Arjuna, Andi
(2025)
Development of samarium-doped microspheres for internal radiotherapy treatment of bone metastases.
PhD thesis, University of Nottingham.
Abstract
Internal radiotherapy, also known as brachytherapy, and or selective internal radiotherapy (SIRT), delivers radioactive sources inside the body, near to or into malignant tumours, which may be particularly effective when malignancies are not responding to external beam radiotherapy. 90Y is currently used for internal radiotherapy and commercially available products approved by the FDA. However, the 90Y contained in these yttrium-doped microspheres are pure beta emitters only, which generally needs additional radioactive 99mTc (technetium) for dose calculation and cancer detection in pre-treatments and for dose monitoring and distribution in post treatments.
Thus, developing theranostic radionuclide-based microspheres containing both a therapeutic beta and diagnostic gamma emitter would be a significant advancement over pure beta emitter microspheres. Therefore, this study aimed to develop samarium-doped microspheres using phosphate-based glass and poly(lactic acid) as the matrix, processed through a flame spheroidisation process, which could potentially be used for internal radiotherapy applications.

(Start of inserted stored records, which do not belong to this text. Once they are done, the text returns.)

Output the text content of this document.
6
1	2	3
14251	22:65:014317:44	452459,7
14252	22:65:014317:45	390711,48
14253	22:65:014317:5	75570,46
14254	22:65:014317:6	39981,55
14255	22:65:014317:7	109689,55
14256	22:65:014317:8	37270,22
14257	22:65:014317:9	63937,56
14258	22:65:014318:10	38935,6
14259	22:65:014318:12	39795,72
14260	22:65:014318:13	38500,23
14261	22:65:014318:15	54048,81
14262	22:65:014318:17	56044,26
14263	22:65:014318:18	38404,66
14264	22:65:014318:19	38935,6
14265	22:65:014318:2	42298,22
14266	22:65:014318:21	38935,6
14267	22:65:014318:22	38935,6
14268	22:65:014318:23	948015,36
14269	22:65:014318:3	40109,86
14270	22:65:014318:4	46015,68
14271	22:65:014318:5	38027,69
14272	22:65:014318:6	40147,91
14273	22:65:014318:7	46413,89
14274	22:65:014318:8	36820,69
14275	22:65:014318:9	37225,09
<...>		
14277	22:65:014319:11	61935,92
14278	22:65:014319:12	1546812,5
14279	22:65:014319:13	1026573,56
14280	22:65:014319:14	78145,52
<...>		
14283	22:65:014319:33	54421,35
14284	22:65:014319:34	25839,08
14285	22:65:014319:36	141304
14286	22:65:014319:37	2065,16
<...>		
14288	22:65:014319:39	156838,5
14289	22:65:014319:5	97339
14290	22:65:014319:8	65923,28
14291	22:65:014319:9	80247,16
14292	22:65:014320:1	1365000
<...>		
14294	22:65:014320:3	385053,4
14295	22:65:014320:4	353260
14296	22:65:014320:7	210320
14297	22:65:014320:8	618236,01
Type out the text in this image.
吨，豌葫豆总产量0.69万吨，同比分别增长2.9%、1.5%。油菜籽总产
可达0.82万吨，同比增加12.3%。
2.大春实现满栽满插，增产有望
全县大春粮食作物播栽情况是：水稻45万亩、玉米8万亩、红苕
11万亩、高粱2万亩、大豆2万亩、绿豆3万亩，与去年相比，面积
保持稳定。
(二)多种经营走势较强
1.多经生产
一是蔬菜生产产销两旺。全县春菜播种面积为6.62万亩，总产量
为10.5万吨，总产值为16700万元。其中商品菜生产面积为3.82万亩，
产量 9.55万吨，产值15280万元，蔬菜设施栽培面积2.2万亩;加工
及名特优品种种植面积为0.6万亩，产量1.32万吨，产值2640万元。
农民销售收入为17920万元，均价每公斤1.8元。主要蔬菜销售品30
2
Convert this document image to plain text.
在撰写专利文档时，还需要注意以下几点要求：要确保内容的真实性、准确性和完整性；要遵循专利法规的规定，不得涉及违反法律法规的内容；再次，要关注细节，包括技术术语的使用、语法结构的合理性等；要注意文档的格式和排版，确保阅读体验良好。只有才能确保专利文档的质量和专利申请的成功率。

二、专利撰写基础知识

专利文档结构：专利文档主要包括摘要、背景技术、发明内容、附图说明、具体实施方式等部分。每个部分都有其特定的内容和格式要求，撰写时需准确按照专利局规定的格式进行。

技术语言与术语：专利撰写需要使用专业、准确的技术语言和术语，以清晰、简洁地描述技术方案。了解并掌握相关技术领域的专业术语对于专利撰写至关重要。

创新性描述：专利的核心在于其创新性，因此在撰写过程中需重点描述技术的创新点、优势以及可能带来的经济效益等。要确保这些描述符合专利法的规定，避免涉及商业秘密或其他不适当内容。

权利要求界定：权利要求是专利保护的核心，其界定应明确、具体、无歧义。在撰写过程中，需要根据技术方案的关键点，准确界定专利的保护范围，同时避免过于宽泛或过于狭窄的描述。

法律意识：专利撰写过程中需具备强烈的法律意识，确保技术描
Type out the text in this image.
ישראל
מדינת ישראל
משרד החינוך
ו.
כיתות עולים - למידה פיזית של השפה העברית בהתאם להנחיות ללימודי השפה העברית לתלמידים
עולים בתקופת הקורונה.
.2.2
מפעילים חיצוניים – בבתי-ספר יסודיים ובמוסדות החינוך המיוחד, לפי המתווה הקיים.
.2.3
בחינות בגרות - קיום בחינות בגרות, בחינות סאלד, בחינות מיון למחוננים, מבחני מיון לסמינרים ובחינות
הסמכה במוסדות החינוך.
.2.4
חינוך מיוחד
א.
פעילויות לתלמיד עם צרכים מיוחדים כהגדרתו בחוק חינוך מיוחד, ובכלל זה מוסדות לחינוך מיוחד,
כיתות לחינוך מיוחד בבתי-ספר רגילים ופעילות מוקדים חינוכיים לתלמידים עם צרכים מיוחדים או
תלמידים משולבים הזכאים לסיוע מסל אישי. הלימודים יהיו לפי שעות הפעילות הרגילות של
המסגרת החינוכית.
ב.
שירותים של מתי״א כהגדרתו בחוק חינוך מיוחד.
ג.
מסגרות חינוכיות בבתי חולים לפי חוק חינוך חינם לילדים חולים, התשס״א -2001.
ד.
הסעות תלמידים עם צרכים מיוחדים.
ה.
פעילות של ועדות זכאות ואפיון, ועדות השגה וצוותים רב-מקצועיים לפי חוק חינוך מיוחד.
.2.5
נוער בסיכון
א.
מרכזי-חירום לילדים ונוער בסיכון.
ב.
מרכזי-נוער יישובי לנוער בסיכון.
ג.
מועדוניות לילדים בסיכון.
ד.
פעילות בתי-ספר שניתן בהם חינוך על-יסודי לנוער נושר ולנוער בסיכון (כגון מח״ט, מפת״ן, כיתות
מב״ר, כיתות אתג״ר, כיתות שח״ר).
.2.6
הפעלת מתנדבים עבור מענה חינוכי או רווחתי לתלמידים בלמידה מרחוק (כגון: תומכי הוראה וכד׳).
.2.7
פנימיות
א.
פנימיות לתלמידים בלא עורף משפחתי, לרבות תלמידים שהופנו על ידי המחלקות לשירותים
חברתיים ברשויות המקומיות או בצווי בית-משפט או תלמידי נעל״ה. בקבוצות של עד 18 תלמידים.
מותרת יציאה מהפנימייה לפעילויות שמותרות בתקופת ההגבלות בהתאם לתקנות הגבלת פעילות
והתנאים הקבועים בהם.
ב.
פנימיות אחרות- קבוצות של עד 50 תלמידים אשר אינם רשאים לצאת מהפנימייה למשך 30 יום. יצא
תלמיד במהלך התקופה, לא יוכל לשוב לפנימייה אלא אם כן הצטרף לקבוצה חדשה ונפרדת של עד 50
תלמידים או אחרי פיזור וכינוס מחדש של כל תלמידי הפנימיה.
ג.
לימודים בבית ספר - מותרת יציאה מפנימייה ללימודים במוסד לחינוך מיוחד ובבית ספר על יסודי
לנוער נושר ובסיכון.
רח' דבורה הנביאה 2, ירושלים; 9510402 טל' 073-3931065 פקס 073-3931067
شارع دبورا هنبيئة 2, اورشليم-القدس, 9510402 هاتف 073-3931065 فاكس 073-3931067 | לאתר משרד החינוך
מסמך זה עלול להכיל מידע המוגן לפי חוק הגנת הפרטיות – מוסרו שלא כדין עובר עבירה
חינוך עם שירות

A novel processing, flame spheroidisation, method developed in our group was used to simply modify the ratio of phosphate-based glass (as the matrix) to samarium oxide (as the radionuclide source) to form samarium-doped solid microspheres. This study investigated the production of high concentrations of samarium-content doped phosphate-based glass microspheres. Uniform microspheres with significantly high samarium content of up to 44 %mol in P60 glass doped with samarium (1:3) were produced. The samarium-doped microspheres appeared to be glass–ceramic. After 15 min of neutron activation (neutron flux 3.01 × 1013 n.cm2.s1), the specific activity of the microspheres (3:1, 1:1, 1:3 of P60 glass:samarium oxide) was 0.28, 0.54 and 0.58 GBq.g-1, respectively. Therefore, the samarium solid microspheres produced in this study provide great potential for improving internal radiotherapy treatment for liver cancer by avoiding complex procedures and using fewer microspheres with shorter irradiation time.
Further development of samarium microspheres was achieved by modifying the microspheres into samarium-P40 porous microspheres. Samarium oxide was mixed with P40 as the matrix and processed through our flame spheroidisation method with the help of CaCO3 as porogen. A glass-ceramic structure porous samarium-P40 was successfully produced, within a specific crystalline phase identified to be samarium oxide. Within 5 hours irradiation time the radioactivity of 153Sm from samarium-P40 porous microspheres reached ~4 GBq/g in P40:Sm(3:1) microspheres.
The production of samarium-doped PLA microspheres was also studied, where the samarium oxide was mixed with PLA powder, and processed in flame spheroidisation. This pioneering study proved that flame spheroidisation was a rapid, simple and effective process for producing radionuclide-polymeric microspheres. The Sm-PLA microspheres were durable during the 28-day degradation study, without any significant changes in PLA structure after a high level of samarium doping and spheroidisation process. The radioactivity of 153Sm from samarium-PLA microspheres obtained specific activity around 7.76 GBq/g, after 3 hours of irradiation time.
The achievements to have a range of radioactivity in all samarium-doped microspheres developed, allow an efficient approach to achieve and modify the radioactive dose requirements in pre-treatments of internal radiotherapy, by simply incorporation and tailoring the level of stable 152Sm content before the flame spheroidisation process. Finally, a feasibility study to produce smaller-sized samarium-phosphate glass microspheres was also conducted, to improve and ensure that radioactive samarium (after activation) could reach the tumour tissues as delivered internally. We confirm that samarium-P40 microspheres within the size of 30 – 50 µm were successfully produced using the modified flame spheroidisation setup.
The samarium-doped microspheres, both solid and porous, using phosphate-based glass and poly(lactic acid) matrix, developed in this study are highly promising and have great potential for improving radionuclide microspheres for internal radiotherapy applications. Importantly, the production only involves flame spheroidisation which is rapid, simple, and without hazardous chemicals solvents or radioactive exposure.